Prioritizing Your Recovery During the Holidays
This time of year can bring challenges for those who struggle with their self image, disordered eating habits or an eating disorder. The season may already feel stressful and overwhelming and Thanksgiving may intensify those emotions as it has such a strong emphasis on the meal. Here are some helpful tips for getting through the holidays while staying focused on your recovery.
Tip 1: Reach Out
Reach out to your treatment team and support systems in advance if you have negative feelings about the upcoming holiday, especially if this is negatively impacting your current eating patterns.

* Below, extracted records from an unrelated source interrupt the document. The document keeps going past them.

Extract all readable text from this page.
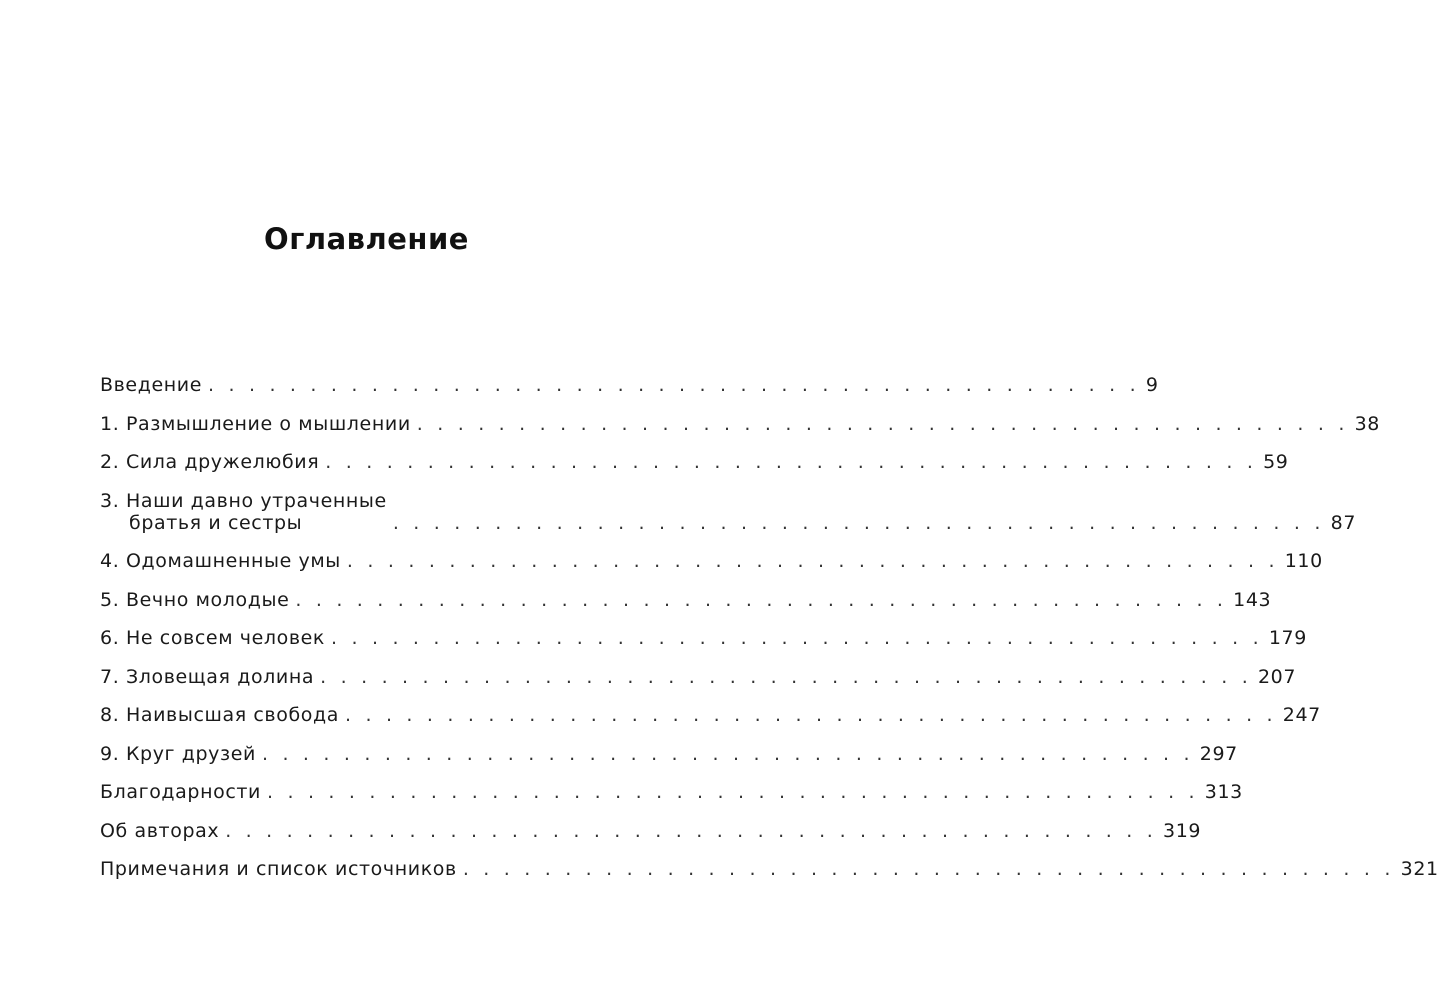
Оглавление
Введение . . . . . . . . . . . . . . . . . . . . . . . . . . . . . . . . . . . . . . . . . . . . . . 9
1. Размышление о мышлении . . . . . . . . . . . . . . . . . . . . . . . . . . . . . . . . . . . . . . . . . . . . . . 38
2. Сила дружелюбия . . . . . . . . . . . . . . . . . . . . . . . . . . . . . . . . . . . . . . . . . . . . . . 59
3. Наши давно утраченные
братья и сестры	. . . . . . . . . . . . . . . . . . . . . . . . . . . . . . . . . . . . . . . . . . . . . . 87
4. Одомашненные умы . . . . . . . . . . . . . . . . . . . . . . . . . . . . . . . . . . . . . . . . . . . . . . 110
5. Вечно молодые . . . . . . . . . . . . . . . . . . . . . . . . . . . . . . . . . . . . . . . . . . . . . . 143
6. Не совсем человек . . . . . . . . . . . . . . . . . . . . . . . . . . . . . . . . . . . . . . . . . . . . . . 179
7. Зловещая долина . . . . . . . . . . . . . . . . . . . . . . . . . . . . . . . . . . . . . . . . . . . . . . 207
8. Наивысшая свобода . . . . . . . . . . . . . . . . . . . . . . . . . . . . . . . . . . . . . . . . . . . . . . 247
9. Круг друзей . . . . . . . . . . . . . . . . . . . . . . . . . . . . . . . . . . . . . . . . . . . . . . 297
Благодарности . . . . . . . . . . . . . . . . . . . . . . . . . . . . . . . . . . . . . . . . . . . . . . 313
Об авторах . . . . . . . . . . . . . . . . . . . . . . . . . . . . . . . . . . . . . . . . . . . . . . 319
Примечания и список источников . . . . . . . . . . . . . . . . . . . . . . . . . . . . . . . . . . . . . . . . . . . . . . 321
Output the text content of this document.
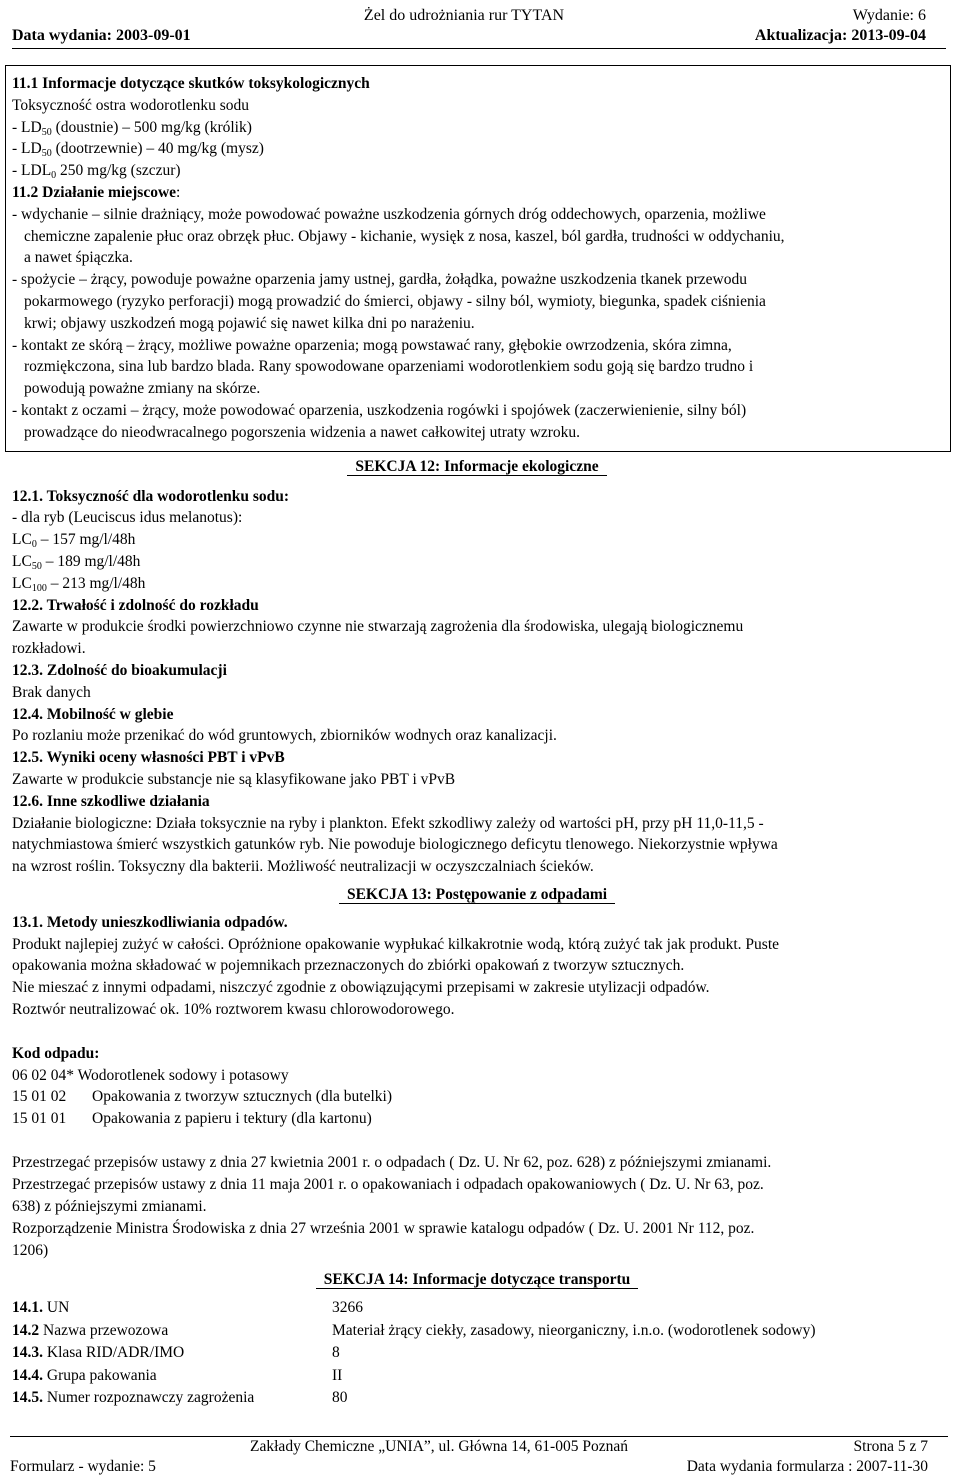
Żel do udrożniania rur TYTAN	Wydanie: 6
Data wydania: 2003-09-01	Aktualizacja: 2013-09-04
11.1 Informacje dotyczące skutków toksykologicznych
Toksyczność ostra wodorotlenku sodu
- $LD_{50}$ (doustnie) – 500 mg/kg (królik)
- $LD_{50}$ (dootrzewnie) – 40 mg/kg (mysz)
- $LDL_0$ 250 mg/kg (szczur)
11.2 Działanie miejscowe:
- wdychanie – silnie drażniący, może powodować poważne uszkodzenia górnych dróg oddechowych, oparzenia, możliwe
chemiczne zapalenie płuc oraz obrzęk płuc. Objawy - kichanie, wysięk z nosa, kaszel, ból gardła, trudności w oddychaniu,
a nawet śpiączka.
- spożycie – żrący, powoduje poważne oparzenia jamy ustnej, gardła, żołądka, poważne uszkodzenia tkanek przewodu
pokarmowego (ryzyko perforacji) mogą prowadzić do śmierci, objawy - silny ból, wymioty, biegunka, spadek ciśnienia
krwi; objawy uszkodzeń mogą pojawić się nawet kilka dni po narażeniu.
- kontakt ze skórą – żrący, możliwe poważne oparzenia; mogą powstawać rany, głębokie owrzodzenia, skóra zimna,
rozmiękczona, sina lub bardzo blada. Rany spowodowane oparzeniami wodorotlenkiem sodu goją się bardzo trudno i
powodują poważne zmiany na skórze.
- kontakt z oczami – żrący, może powodować oparzenia, uszkodzenia rogówki i spojówek (zaczerwienienie, silny ból)
prowadzące do nieodwracalnego pogorszenia widzenia a nawet całkowitej utraty wzroku.
SEKCJA 12: Informacje ekologiczne
12.1. Toksyczność dla wodorotlenku sodu:
- dla ryb (Leuciscus idus melanotus):
$LC_0 - 157$ mg/l/48h
$LC_{50} - 189$ mg/l/48h
$LC_{100} - 213$ mg/l/48h
12.2. Trwałość i zdolność do rozkładu
Zawarte w produkcie środki powierzchniowo czynne nie stwarzają zagrożenia dla środowiska, ulegają biologicznemu
rozkładowi.
12.3. Zdolność do bioakumulacji
Brak danych
12.4. Mobilność w glebie
Po rozlaniu może przenikać do wód gruntowych, zbiorników wodnych oraz kanalizacji.
12.5. Wyniki oceny własności PBT i vPvB
Zawarte w produkcie substancje nie są klasyfikowane jako PBT i vPvB
12.6. Inne szkodliwe działania
Działanie biologiczne: Działa toksycznie na ryby i plankton. Efekt szkodliwy zależy od wartości pH, przy pH 11,0-11,5 -
natychmiastowa śmierć wszystkich gatunków ryb. Nie powoduje biologicznego deficytu tlenowego. Niekorzystnie wpływa
na wzrost roślin. Toksyczny dla bakterii. Możliwość neutralizacji w oczyszczalniach ścieków.
SEKCJA 13: Postępowanie z odpadami
13.1. Metody unieszkodliwiania odpadów.
Produkt najlepiej zużyć w całości. Opróżnione opakowanie wypłukać kilkakrotnie wodą, którą zużyć tak jak produkt. Puste
opakowania można składować w pojemnikach przeznaczonych do zbiórki opakowań z tworzyw sztucznych.
Nie mieszać z innymi odpadami, niszczyć zgodnie z obowiązującymi przepisami w zakresie utylizacji odpadów.
Roztwór neutralizować ok. 10% roztworem kwasu chlorowodorowego.
Kod odpadu:
06 02 04* Wodorotlenek sodowy i potasowy
15 01 02	Opakowania z tworzyw sztucznych (dla butelki)
15 01 01	Opakowania z papieru i tektury (dla kartonu)
Przestrzegać przepisów ustawy z dnia 27 kwietnia 2001 r. o odpadach ( Dz. U. Nr 62, poz. 628) z późniejszymi zmianami.
Przestrzegać przepisów ustawy z dnia 11 maja 2001 r. o opakowaniach i odpadach opakowaniowych ( Dz. U. Nr 63, poz.
638) z późniejszymi zmianami.
Rozporządzenie Ministra Środowiska z dnia 27 września 2001 w sprawie katalogu odpadów ( Dz. U. 2001 Nr 112, poz.
1206)
SEKCJA 14: Informacje dotyczące transportu
14.1. UN	3266
14.2 Nazwa przewozowa	Materiał żrący ciekły, zasadowy, nieorganiczny, i.n.o. (wodorotlenek sodowy)
14.3. Klasa RID/ADR/IMO	8
14.4. Grupa pakowania	II
14.5. Numer rozpoznawczy zagrożenia	80
Zakłady Chemiczne „UNIA”, ul. Główna 14, 61-005 Poznań	Strona 5 z 7
Formularz - wydanie: 5	Data wydania formularza : 2007-11-30
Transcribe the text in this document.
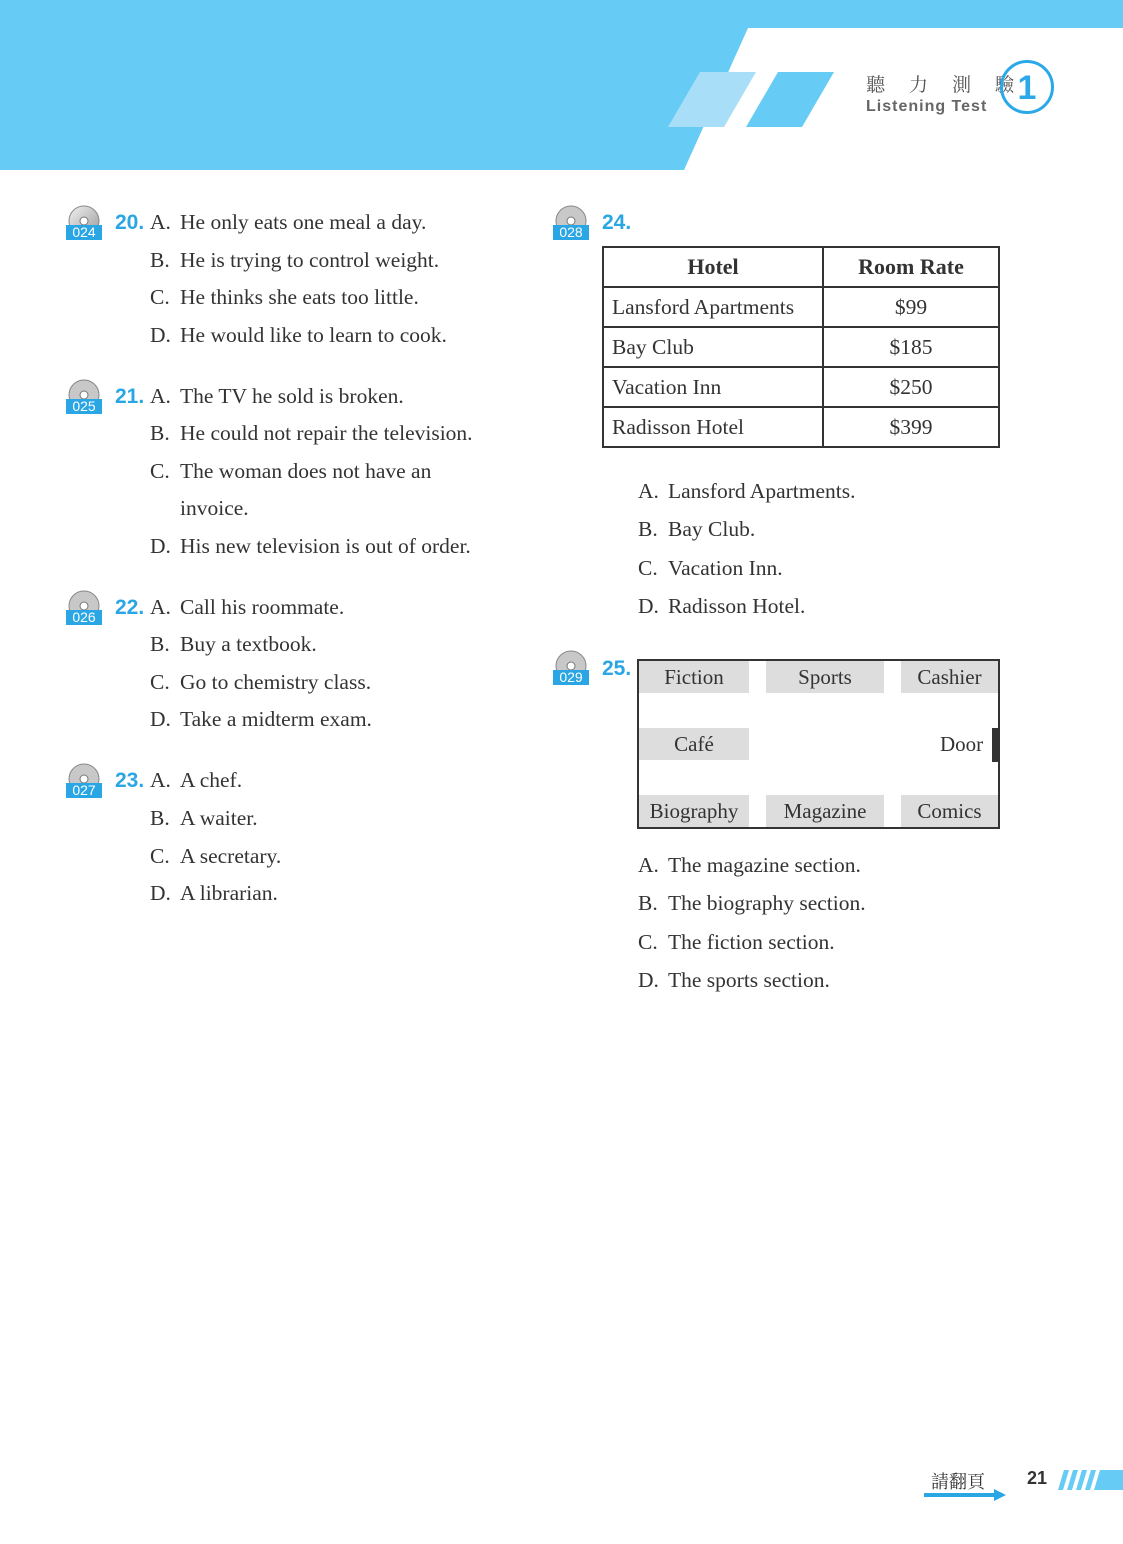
聽 力 測 驗
Listening Test 1
024 20. A. He only eats one meal a day.
B. He is trying to control weight.
C. He thinks she eats too little.
D. He would like to learn to cook.
025 21. A. The TV he sold is broken.
B. He could not repair the television.
C. The woman does not have an
invoice.
D. His new television is out of order.
026 22. A. Call his roommate.
B. Buy a textbook.
C. Go to chemistry class.
D. Take a midterm exam.
027 23. A. A chef.
B. A waiter.
C. A secretary.
D. A librarian.
028 24.
Hotel	Room Rate
Lansford Apartments	$99
Bay Club	$185
Vacation Inn	$250
Radisson Hotel	$399
A. Lansford Apartments.
B. Bay Club.
C. Vacation Inn.
D. Radisson Hotel.
029 25.	Fiction	Sports	Cashier
Café	Door
Biography	Magazine	Comics
A. The magazine section.
B. The biography section.
C. The fiction section.
D. The sports section.
請翻頁 21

Chat through what is going on in your head before the event with your therapist and dietitian to figure out what you want to work on to feel better prepared.
Tip 2: Go in with a Game Plan
If you're feeling nervous about waiting in line to fill up your Thanksgiving plate, visualize yourself in the line and what you will grab. You already know the standard Thanksgiving food that will likely be present, visualize yourself grabbing a scoop of potatoes, a roll or two, and whatever else sounds delicious to you. See yourself going through the line of food, serving yourself, and making decisions that align with you, not your ED. The key here is to view yourself doing this successfully!
Tip 3: Pick a Person
Pick a person that can be your go-to individual on this day. This is someone that will be able to be there for you in a time of need and that you are comfortable being vulnerable with. If this person will be attending the event with you, come up with a signal that indicates you need some help or support. This could look like tugging on their elbows or discreetly sending them a text. If you know a specific scenario that you need their help with, then let them know before the event. State your needs! If you want someone to plate their food alongside you, then tell them!
Tip 4: Schedule in Some “Me Time”
Make sure that you have a moment in the day where you can decompress and relax for a minute. Give yourself some time to release the stress you feel correlated to the holidays. Take some deep breaths, listen to a podcast, read a book, or journal. Allow yourself to have a break. You do not always have to be “on” so give yourself a minute or two to do nothing and give your brain a break. If you are at someone else's house and need a moment alone, go out to your car and sit for a minute! You can even rope in your support person if you are worried about stepping outside on your own.
Tip 5: Face the Fear
Select the food that you want to eat, not the food that your ED thinks you should be eating. If you're feeling overwhelmed and having a difficult time trying to differentiate between what you want and what the nagging voice in your mind is telling you then resort back to your inner child. What would you have picked when you were little? What were some of your favorite foods as a child? Would you have grabbed a roll? Would you enjoy appetizers? Would you take a slice of Grandma's famous pumpkin pie? Think about what you would've wanted before ED barged its way into your life!
Tip 6: Plan for Obstacles
Think about the potential road bumps you might run into and think about different avenues you can take! Think about what may occur in the day and how you can overcome this. What happens if they do not have the food that you originally thought would be there? What if the food is cooked differently than you imagined? What if dinner is served early or maybe 2 hours late?
Tip 7: Prepare Yourself for Food Comments
Food is at the forefront of the holidays. While sitting at the table, others may comment on what is on your plate. This is most often not a direct attack on you and is often used as a conversation starter and way to connect. If someone comments on your dessert selection, they may be looking to bond with you! These comments are not a direct reflection of who you are or if you are doing something right or wrong. However, if people comment on the quantity of specific foods on your plate then draw the line, you can take charge and change the topic of conversation or decide to end the conversation there.
Tip 8: Maintain Clear Boundaries
Outline and stick to the boundaries that you hold in regards to your body, your weight, and what you are eating. It is okay to not want the appearance of your body to be the topic of discussion. Ask your family and friends to not comment on your eating or appearance. If they decide to not respect the boundaries you are holding, then you can restate your boundary, “I prefer people not to comment on my body,” change the topic, or exit the conversation. You get to decide.
Tip 9: Celebrate!
Be proud of yourself for getting through the day! You did it! Celebrate all of the wins, regardless of how small or big you believe them to be. They all deserve to be acknowledged! Don't just keep these wins to yourself, share these wins with your support team! Tell them you did something that made you uncomfortable, that you ate a fearful food, that you allowed yourself to break a food rule, and that you were able to do hard things. No win is too small!
Important Reminder:
If you find yourself comparing what's on your plate to everyone around you, remember that this is only a snapshot of their day. We do not know what they ate before coming to Thanksgiving dinner or what they will have after. There are many factors for how much food is on their plate. They could have just come from another family’s thanksgiving meal, they could be coming down with a cold, maybe the food being served isn’t any of their favorites, or maybe they went too long without eating and are filling up their plates higher because they are starving. We simply don't know and that's okay! We do not need permission to eat!